Shifting to B2B while retaining a direct consumer focus has also positioned Hopper to contend with heavyweights of the online travel realm, such as Expedia, Booking.com, and Google Travel.
Show me the money
Including its latest cash injection, which was led by GPI Capital, Hopper has raised around $600 million since its inception. With a fresh $175 million in the bank, the company is now well-financed to continue growing its consumer-facing platform, which has seen its mobile app downloaded some 60 million times. It is also positioned to double down on its API-powered B2B product suite.

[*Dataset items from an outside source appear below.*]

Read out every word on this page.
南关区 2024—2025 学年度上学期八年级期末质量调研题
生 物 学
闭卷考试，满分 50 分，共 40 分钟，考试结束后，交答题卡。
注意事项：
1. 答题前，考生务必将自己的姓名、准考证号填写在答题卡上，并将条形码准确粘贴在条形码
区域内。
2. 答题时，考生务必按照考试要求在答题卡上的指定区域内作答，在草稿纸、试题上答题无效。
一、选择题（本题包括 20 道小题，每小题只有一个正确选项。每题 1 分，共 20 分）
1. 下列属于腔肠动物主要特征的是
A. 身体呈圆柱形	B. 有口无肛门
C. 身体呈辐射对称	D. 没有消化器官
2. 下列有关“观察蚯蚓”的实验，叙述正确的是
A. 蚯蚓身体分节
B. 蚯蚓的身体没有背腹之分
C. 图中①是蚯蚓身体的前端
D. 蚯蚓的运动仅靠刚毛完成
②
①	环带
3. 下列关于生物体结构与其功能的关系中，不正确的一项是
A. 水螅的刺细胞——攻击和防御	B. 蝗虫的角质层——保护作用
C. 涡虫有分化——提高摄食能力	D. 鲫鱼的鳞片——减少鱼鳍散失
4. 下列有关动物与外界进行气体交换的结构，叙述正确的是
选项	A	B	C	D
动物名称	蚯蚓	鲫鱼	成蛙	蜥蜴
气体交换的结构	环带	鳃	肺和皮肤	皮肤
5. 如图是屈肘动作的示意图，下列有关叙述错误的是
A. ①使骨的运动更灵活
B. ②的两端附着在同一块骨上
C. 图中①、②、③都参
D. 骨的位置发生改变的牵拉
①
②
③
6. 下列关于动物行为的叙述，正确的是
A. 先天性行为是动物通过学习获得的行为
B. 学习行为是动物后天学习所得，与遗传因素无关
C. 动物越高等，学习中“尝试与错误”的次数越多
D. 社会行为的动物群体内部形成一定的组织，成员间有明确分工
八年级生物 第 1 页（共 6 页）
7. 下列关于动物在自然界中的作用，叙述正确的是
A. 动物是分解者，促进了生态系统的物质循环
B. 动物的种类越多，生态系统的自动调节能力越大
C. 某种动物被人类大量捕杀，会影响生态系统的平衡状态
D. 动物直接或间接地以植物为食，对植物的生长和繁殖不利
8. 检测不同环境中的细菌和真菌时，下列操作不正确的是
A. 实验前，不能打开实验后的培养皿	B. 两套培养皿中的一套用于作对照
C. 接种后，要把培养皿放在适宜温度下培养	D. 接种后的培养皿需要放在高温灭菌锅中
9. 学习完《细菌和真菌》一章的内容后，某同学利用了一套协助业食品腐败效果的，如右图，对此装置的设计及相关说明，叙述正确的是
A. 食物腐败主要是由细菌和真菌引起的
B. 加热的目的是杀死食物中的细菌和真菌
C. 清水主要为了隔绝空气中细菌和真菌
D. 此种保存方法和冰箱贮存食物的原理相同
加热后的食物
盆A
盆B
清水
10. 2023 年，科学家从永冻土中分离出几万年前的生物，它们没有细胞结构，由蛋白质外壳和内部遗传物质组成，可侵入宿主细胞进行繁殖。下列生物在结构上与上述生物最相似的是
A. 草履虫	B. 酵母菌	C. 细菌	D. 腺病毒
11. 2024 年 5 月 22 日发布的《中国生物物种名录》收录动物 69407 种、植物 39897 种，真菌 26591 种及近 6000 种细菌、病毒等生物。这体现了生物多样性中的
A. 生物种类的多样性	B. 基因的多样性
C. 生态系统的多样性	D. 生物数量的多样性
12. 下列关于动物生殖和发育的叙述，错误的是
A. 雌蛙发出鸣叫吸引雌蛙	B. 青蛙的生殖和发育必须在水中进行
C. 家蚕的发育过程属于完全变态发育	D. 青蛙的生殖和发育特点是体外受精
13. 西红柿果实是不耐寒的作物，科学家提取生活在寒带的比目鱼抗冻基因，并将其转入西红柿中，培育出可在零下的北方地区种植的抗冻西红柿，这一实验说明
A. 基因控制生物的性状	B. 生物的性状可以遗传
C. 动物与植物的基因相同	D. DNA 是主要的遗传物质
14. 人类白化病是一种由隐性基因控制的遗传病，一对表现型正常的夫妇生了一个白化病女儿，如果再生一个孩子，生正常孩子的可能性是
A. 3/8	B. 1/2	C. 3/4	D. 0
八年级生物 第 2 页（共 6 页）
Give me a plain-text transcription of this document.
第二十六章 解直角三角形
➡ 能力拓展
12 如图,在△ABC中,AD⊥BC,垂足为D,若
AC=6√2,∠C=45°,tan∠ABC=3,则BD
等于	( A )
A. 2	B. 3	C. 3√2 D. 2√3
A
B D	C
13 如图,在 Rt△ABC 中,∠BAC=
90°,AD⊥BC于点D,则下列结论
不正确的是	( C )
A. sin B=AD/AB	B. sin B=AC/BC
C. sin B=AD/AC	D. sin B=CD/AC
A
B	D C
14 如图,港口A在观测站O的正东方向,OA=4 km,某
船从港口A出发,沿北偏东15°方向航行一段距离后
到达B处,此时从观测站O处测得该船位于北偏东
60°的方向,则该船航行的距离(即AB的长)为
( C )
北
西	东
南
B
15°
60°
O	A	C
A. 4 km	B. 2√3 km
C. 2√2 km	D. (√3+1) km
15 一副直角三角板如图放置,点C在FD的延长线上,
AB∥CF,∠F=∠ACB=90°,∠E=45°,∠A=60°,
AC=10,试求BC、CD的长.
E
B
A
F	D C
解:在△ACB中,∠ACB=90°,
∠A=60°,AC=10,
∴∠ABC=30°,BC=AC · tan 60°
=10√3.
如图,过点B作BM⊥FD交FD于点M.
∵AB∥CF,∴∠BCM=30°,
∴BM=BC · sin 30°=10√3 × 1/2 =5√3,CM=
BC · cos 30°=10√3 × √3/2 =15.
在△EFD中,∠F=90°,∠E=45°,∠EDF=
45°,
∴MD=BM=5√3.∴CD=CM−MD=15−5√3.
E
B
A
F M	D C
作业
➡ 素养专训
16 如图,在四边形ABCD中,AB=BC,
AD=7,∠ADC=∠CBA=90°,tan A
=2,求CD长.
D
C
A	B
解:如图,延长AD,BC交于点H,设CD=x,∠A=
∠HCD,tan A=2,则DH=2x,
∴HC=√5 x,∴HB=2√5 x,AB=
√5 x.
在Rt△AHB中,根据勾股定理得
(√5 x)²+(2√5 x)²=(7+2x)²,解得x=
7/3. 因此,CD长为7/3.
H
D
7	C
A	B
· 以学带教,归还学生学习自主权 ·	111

“With the B2B business specifically, it [the funding] will be used to continue to scale the team,” Lalonde said. “The first Hopper Cloud customers are going live between now and the end of the year, but based on the current demand for Hopper Cloud, we expect it to be a major part of our operations, revenue, and capital expenditures.”
As the world slowly emerges from the pandemic, Hopper said its current run rate means it’s on course to hit 330% revenue growth compared to last year. Admittedly, the company took such a hard hit last year that it was forced to lay off 40% of its workforce, but it said it has already surpassed its pre-pandemic revenue peak (from Q1 2020) by more than 100%. Lalonde added that many of the employees who were laid off later returned, and the company’s workforce has rebounded threefold. Just before the pandemic hit, the company claimed 362 workers, a number that has now grown to over 1,000.
Other investors in Hopper’s series G round include Goldman Sachs Growth, Glade Brook Capital, WestCap, and Accomplice. Hopper didn’t reveal a specific valuation at this latest round, but it did say the number has risen fivefold since early 2020.